Many are suffering from mental and psychological problems. Khodr Domli

“Some are wounded, some have disabilities and many are suffering from mental and psychological problems,” he said.

Saman Barzanji, director general of the Irbil health department said: “We have dispatched laboratory teams to check their blood, to control for things such as polio and possible contagious diseases.

“Another team is here to handle the people’s immediate health needs. We have also deployed ambulance teams to dispatch emergency cases to hospital,” he said.

Officials told AFP the mass release, the largest of its kind, took them by surprise and said there had been no coordination with the Islamic State.

“IS must have decided that they could no longer feed them, look after them. They were a burden,” said Domli.

‘Under pressure’

“IS saw that there was no benefit for them in keeping these old people,” said Vian Dakhil, a Yazidi member of the Iraqi parliament who made a poignant appeal to the international community for assistance in August.

“The fact that the peshmerga are regaining ground every day must have played a part in the release. IS is under pressure and is having to reorganise constantly.”

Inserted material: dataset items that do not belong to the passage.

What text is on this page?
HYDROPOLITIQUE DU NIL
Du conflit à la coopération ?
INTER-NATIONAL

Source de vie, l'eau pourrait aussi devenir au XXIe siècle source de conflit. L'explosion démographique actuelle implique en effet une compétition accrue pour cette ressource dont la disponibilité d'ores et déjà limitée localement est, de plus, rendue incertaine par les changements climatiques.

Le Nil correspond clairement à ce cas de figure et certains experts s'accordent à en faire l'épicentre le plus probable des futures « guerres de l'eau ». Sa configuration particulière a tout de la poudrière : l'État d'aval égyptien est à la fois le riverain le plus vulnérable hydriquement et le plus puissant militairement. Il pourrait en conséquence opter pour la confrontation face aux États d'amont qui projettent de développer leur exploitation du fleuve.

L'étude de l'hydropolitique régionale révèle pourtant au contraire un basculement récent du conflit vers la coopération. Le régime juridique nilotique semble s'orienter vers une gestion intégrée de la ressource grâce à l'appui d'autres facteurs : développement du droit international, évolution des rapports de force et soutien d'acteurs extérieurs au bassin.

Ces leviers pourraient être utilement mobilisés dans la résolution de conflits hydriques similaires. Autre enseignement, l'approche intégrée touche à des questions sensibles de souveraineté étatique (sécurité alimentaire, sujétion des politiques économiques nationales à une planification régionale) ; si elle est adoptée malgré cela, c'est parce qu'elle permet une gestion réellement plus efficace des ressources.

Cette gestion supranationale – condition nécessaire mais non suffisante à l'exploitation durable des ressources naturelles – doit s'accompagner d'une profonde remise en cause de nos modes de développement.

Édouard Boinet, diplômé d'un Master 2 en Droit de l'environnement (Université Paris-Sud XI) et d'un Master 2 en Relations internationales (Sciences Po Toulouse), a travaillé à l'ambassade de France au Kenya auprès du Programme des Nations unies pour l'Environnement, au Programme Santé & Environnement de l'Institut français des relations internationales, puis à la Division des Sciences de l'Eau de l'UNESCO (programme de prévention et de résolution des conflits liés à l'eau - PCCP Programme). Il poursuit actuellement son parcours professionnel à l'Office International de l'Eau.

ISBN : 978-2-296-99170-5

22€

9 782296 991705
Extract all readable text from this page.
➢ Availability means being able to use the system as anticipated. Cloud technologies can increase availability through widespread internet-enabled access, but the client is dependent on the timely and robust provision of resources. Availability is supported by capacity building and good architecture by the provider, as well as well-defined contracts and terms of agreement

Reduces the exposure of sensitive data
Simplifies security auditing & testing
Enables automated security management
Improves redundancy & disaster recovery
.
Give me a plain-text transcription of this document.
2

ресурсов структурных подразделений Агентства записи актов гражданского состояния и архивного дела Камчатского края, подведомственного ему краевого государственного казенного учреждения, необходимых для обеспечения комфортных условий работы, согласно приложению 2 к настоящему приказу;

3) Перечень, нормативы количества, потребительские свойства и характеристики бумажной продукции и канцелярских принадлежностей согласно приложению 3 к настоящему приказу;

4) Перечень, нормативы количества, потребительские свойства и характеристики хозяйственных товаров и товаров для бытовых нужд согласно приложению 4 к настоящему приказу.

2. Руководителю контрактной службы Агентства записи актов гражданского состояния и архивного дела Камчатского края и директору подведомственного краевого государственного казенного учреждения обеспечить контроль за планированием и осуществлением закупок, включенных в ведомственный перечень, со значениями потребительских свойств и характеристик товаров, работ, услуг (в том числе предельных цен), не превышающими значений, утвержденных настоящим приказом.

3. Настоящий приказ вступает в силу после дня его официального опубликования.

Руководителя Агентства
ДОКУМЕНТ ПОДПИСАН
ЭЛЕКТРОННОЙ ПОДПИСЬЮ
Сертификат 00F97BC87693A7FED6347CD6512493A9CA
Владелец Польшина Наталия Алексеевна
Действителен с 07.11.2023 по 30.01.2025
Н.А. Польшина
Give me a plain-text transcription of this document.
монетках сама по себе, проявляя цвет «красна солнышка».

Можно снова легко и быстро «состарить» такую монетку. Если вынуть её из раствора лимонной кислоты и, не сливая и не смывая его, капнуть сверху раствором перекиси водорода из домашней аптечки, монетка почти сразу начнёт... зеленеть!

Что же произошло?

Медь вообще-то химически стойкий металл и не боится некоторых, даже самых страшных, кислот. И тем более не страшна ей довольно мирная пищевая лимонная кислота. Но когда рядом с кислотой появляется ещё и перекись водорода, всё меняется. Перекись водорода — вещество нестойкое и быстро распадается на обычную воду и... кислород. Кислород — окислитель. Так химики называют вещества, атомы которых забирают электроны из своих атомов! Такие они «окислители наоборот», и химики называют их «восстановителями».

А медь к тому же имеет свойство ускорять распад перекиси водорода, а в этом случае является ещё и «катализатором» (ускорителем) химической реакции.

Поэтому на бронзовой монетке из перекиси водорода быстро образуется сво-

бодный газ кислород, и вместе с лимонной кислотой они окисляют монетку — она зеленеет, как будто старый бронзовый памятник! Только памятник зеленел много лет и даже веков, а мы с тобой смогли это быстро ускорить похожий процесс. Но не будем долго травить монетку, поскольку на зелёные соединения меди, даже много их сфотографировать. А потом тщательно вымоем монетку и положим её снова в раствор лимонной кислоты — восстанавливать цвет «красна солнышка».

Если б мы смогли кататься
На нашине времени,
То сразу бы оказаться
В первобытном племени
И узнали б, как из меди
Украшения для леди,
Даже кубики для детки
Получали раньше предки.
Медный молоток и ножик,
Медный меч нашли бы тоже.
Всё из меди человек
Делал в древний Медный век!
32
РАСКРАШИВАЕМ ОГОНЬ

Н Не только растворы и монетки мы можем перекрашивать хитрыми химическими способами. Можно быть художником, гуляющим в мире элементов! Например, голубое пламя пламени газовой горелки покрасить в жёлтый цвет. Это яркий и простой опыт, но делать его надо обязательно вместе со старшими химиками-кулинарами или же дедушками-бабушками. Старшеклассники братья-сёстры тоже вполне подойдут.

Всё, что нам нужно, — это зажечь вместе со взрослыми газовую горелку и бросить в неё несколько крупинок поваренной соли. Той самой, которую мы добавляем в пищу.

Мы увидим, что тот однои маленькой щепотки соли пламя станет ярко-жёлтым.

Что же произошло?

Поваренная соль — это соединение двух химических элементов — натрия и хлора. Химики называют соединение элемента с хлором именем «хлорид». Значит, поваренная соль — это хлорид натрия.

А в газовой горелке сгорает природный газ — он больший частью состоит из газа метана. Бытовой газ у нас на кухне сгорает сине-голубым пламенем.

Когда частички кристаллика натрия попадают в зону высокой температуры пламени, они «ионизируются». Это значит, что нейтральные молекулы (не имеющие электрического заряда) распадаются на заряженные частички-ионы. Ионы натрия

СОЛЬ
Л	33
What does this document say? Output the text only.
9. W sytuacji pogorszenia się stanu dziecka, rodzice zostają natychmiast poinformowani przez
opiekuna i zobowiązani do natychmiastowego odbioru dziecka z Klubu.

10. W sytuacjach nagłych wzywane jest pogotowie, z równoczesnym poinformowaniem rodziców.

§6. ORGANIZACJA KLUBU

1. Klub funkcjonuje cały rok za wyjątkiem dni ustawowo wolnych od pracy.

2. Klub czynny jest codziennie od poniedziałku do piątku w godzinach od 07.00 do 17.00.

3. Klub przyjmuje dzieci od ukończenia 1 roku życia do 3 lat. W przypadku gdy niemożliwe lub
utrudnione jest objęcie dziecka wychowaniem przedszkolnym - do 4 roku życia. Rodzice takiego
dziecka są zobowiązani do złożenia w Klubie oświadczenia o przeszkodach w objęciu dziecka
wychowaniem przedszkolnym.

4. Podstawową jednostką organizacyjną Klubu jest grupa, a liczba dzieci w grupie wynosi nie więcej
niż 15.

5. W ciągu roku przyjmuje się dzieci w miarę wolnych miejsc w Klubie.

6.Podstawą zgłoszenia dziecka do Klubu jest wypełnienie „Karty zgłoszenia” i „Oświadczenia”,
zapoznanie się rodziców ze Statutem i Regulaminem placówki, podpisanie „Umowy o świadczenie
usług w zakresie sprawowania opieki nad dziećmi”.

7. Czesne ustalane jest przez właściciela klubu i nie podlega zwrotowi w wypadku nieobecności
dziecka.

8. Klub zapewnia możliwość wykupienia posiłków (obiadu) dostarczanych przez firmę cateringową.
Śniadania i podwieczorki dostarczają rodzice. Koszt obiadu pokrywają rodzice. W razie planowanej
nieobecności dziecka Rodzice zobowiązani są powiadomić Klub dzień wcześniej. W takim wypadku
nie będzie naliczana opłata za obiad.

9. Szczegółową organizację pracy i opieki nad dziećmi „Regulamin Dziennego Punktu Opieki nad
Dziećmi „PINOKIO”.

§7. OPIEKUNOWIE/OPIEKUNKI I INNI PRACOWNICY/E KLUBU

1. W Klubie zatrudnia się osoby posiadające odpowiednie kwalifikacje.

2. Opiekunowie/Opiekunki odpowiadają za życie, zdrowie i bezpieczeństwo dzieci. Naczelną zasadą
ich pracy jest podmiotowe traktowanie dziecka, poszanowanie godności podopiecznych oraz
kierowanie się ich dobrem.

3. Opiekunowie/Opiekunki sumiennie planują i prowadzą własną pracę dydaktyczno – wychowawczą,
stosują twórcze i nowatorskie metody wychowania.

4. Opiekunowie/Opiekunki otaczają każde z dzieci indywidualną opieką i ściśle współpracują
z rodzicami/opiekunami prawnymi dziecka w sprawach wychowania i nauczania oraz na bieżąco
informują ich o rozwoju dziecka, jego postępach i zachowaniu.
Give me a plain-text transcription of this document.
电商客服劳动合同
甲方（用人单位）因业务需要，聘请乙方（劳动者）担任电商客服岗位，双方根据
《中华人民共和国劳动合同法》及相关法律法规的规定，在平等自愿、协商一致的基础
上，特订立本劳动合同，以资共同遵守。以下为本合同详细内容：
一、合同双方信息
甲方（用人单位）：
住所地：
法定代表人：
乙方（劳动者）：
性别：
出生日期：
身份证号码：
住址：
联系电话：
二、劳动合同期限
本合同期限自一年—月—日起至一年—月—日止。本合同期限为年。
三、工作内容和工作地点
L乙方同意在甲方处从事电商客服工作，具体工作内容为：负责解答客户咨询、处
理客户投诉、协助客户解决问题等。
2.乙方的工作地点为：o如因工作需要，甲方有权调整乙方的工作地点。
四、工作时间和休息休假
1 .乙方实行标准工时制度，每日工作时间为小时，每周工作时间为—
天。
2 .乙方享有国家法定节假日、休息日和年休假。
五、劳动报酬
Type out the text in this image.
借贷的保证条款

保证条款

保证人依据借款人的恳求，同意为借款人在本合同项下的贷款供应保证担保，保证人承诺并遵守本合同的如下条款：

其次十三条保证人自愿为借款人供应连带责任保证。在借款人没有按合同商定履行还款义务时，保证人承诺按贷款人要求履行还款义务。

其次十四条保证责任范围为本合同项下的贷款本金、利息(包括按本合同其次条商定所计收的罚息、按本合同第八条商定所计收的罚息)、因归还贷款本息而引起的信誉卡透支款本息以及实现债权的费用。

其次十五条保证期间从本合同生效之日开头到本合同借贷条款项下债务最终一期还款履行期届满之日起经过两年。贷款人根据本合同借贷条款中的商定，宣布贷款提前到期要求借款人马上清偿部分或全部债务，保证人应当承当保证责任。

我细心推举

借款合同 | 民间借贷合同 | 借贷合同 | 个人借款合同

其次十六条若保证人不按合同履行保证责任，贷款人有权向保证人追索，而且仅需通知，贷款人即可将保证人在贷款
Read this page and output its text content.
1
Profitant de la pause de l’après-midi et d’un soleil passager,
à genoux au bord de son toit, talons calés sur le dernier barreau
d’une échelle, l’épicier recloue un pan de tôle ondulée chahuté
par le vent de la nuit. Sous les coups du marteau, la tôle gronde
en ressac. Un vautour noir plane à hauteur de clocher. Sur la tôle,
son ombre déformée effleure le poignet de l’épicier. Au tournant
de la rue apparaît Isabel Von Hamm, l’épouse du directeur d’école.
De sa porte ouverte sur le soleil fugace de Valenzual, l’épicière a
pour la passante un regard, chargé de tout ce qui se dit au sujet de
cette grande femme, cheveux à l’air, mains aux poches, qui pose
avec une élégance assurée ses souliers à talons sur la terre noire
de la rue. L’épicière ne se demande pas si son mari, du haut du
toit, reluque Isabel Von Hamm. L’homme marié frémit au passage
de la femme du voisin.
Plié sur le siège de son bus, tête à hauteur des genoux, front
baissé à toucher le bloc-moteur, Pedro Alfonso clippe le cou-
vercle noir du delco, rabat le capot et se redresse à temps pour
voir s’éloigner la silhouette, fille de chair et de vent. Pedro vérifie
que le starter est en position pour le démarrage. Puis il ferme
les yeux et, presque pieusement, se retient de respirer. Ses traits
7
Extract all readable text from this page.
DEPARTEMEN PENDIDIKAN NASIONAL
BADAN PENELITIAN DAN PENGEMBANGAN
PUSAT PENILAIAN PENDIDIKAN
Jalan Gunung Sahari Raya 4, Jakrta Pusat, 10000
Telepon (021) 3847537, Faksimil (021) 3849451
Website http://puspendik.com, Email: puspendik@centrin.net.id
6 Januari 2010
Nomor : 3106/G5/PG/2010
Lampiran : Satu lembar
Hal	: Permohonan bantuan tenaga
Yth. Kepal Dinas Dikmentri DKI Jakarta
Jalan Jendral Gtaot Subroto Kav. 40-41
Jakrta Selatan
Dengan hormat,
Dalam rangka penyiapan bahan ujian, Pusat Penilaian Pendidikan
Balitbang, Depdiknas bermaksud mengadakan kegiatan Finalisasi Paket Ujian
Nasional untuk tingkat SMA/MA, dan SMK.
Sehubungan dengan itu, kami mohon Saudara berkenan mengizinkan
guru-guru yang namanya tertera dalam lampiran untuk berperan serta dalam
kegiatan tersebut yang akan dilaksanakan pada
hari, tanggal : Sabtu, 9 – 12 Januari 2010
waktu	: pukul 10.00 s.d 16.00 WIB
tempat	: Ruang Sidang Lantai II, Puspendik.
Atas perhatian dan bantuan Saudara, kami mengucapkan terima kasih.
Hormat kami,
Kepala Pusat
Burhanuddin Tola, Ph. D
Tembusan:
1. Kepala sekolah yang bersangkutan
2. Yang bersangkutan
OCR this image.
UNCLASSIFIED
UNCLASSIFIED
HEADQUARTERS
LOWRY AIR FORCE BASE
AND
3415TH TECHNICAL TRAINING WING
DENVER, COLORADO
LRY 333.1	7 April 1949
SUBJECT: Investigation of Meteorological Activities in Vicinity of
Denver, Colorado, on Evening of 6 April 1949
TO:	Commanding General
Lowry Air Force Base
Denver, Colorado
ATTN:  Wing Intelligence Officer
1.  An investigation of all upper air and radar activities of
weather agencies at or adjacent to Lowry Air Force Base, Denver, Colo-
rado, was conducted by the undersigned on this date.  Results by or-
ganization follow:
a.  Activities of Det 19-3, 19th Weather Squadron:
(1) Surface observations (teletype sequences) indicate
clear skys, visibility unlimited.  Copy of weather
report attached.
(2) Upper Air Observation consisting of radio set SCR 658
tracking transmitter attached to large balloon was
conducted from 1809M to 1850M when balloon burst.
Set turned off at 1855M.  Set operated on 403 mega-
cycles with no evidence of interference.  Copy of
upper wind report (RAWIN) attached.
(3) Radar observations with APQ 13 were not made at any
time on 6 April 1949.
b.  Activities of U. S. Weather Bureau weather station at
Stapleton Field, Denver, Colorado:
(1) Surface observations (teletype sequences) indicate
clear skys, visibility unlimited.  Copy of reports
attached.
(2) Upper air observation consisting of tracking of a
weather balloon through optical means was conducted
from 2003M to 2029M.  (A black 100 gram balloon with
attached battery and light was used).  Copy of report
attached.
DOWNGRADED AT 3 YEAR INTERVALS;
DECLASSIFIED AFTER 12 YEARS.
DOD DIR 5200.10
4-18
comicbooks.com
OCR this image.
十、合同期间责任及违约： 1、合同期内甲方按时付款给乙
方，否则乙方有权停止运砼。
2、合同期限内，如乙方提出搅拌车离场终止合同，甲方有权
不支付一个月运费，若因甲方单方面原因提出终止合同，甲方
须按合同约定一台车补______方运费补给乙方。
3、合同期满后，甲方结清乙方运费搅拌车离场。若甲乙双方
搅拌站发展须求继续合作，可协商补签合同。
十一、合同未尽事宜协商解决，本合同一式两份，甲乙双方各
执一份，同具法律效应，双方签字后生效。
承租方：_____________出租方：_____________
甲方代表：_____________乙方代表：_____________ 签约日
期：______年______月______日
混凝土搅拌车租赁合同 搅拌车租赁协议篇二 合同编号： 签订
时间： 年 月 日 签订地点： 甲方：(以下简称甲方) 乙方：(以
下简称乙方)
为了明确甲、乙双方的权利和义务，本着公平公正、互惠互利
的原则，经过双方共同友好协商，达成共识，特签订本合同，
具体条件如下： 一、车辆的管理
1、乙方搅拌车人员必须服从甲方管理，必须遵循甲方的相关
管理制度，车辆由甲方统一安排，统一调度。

Kurdish peshmerga forces drove back Islamic State militants in northwestern Iraq last month, breaking a long siege of Sinjar mountain where thousands of Yazidis had been stranded for months. But many Yazidi villages remain under IS control.

Yazidi beliefs combine elements of several ancient Middle Eastern religions. Islamic State fighters say the Yazidi must embrace their radical version of Islam or die.